A new report from the Legislative Auditor General confirms what Rio Grande neighborhood advocates have been saying for years: The drug-fueled chaos that surrounds the Road Home’s shelter doesn’t end at the shelter door. Some people inside are shooting up and smoking spice, and that is making it unsafe for everyone.
Auditors lay the blame squarely on The Road Home’s administration, and they call for immediate reforms and improved oversight at Rio Grande and also at The Road Home’s Midvale family shelter and Palmer Court, The Road Home-operated housing complex in Salt Lake City.

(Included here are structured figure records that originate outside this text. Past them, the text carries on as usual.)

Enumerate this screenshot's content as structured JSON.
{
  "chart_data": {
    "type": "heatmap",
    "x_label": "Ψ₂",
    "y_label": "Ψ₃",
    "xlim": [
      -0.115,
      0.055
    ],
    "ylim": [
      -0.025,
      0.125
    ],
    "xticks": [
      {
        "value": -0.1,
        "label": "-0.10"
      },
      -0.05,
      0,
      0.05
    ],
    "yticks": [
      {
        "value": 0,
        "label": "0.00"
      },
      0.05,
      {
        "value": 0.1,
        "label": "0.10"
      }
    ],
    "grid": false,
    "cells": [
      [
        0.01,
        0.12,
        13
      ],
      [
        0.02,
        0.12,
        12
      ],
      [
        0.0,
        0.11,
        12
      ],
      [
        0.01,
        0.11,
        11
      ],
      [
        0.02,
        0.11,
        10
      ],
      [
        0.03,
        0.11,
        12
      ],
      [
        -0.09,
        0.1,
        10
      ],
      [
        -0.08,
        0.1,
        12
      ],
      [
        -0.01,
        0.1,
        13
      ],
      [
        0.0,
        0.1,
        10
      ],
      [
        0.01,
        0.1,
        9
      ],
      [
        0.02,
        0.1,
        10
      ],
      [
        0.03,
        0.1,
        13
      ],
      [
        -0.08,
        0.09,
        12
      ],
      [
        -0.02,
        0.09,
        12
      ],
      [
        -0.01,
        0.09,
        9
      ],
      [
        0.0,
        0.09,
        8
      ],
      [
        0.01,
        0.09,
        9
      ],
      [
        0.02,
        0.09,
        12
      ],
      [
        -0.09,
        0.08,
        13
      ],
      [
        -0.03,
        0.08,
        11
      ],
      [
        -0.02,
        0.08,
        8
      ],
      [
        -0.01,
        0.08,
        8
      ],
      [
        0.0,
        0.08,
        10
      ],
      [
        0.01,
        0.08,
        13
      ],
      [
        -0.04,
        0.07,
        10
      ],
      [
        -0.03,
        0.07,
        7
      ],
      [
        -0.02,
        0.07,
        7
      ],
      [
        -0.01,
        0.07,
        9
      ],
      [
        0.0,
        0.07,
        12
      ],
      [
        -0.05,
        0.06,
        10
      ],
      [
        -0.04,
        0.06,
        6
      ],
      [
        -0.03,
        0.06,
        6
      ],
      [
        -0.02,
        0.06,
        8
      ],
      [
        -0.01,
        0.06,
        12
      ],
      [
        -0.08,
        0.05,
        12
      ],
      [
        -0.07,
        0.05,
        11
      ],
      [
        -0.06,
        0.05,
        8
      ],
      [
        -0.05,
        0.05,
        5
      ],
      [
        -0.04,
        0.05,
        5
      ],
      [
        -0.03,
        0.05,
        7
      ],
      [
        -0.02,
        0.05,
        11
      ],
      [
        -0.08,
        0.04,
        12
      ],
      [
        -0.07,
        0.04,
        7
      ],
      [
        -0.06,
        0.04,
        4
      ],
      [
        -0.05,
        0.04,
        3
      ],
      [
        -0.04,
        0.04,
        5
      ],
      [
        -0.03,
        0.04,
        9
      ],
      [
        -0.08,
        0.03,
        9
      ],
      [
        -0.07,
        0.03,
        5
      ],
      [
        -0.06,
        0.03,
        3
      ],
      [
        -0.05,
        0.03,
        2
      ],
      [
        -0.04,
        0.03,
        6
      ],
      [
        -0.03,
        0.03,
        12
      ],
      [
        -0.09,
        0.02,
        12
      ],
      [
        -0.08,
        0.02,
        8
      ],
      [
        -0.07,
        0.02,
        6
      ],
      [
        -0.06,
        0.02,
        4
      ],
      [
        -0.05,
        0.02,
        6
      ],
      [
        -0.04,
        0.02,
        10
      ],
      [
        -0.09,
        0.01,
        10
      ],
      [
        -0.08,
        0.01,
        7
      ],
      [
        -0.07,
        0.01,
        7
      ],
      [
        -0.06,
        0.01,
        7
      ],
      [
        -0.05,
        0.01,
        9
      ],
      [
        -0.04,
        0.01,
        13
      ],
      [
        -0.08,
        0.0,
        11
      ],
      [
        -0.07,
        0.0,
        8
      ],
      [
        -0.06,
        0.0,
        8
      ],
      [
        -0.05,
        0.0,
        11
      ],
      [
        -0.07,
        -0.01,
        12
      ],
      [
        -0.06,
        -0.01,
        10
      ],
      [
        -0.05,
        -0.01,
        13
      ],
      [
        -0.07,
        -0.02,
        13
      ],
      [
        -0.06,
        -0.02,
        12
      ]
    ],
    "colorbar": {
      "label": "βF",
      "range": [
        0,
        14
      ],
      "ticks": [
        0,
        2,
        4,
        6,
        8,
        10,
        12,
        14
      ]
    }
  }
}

Responding to the audit, The Road Home officials say they are updating their policies and will work with auditors. They insist they are screening people and not tolerating drug use, but they acknowledge it’s happening.
That response was unconvincing to Salt Lake County Mayor Ben McAdams, who called it “unacceptable,” and to House Speaker Greg Hughes, who said, “That kind of random enforcement makes no sense to me.”
McAdams and Hughes are right. The Road Home has tolerated too much for too long, and now its credibility is at stake. It has to do better starting right now.
But before we all rise in moral indignation, there is one important thing to remember: The Road Home goes where no one else will.
The Road Home is what is called a low-barrier-to-entry shelter. It’s based on the core compassion of helping people who aren’t providing for themselves. This includes alcoholics, drug addicts, the mentally ill and others who are not ready or able to turn their lives around, and may never be. They use illegal drugs to blunt their pains, and they have little to lose if they try to sneak their fixes into the shelter.
But we still need to try to put a roof over their heads.
Much has been made by McAdams, Hughes and others about how the new, smaller shelters will have a different approach than Rio Grande. Residents will have more services and support, but they’ll have to comply with more rules and show progress (the higher barrier to entry).
That is exactly the right approach for many homeless people, but not much has been said about what happens to the low-barrier population when the Rio Grande shelter closes in a year. They won’t just disappear.
The audit makes very clear that The Road Home needs to change, and time is running out for it to repair the damage before state and local leaders give up on the shelter. But if The Road Home goes away, its clientele still will be among us. We can’t audit our way out of that.